Photo by Kate Fatta, URC

However, as our understanding and use of knowledge management techniques have grown, we have come to see the importance of designing meetings so that people share in small groups and integrate new knowledge in the large group. Giving people the opportunity to share in small groups and ask questions of each other allows for greater exchange of tacit knowledge than a formal presentation does. By using techniques such as storytelling, field trips, and even poster presentations in small groups, the person sharing learns more about their work by explaining it and answering questions, while the person listening gets to ask questions and probe deeper.

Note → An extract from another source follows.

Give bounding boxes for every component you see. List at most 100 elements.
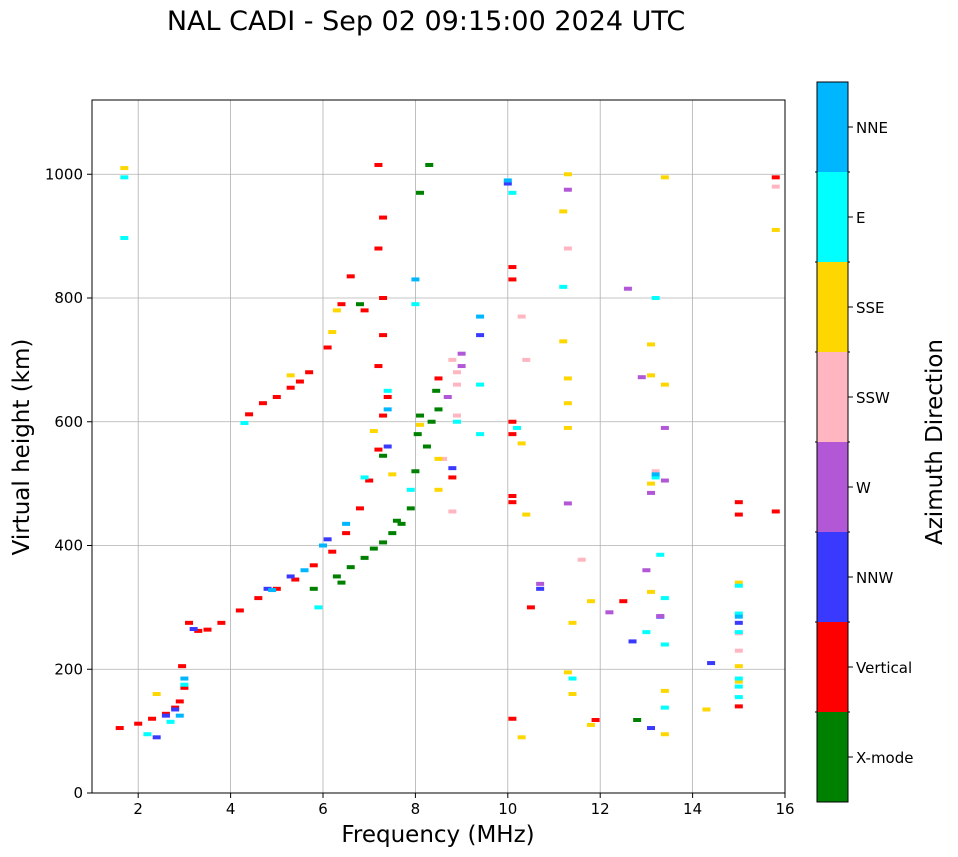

It sets the stage that everyone has something to share and everyone has something to learn, eliminating the expert/student feeling that can happen with formal presentations.

After working in the small groups, we have found that to integrate new knowledge back into the large group, instead of asking “what did you hear?” it is more useful to ask the group “what resonated with you?” and give them a minute to think about their response. While the difference between the wording of these questions might seem minor, people’s responses to them are vastly different. When asked to share what they heard, people tend to give a laundry list of things that were said. When asked to say what resonated with them – and given a minute of silence to think about their response – people connect what they heard with what they already know and create new knowledge and understanding that is meaningful for themselves.

“Experience is inevitable, learning is not. Learning from experience requires deliberate reflection.”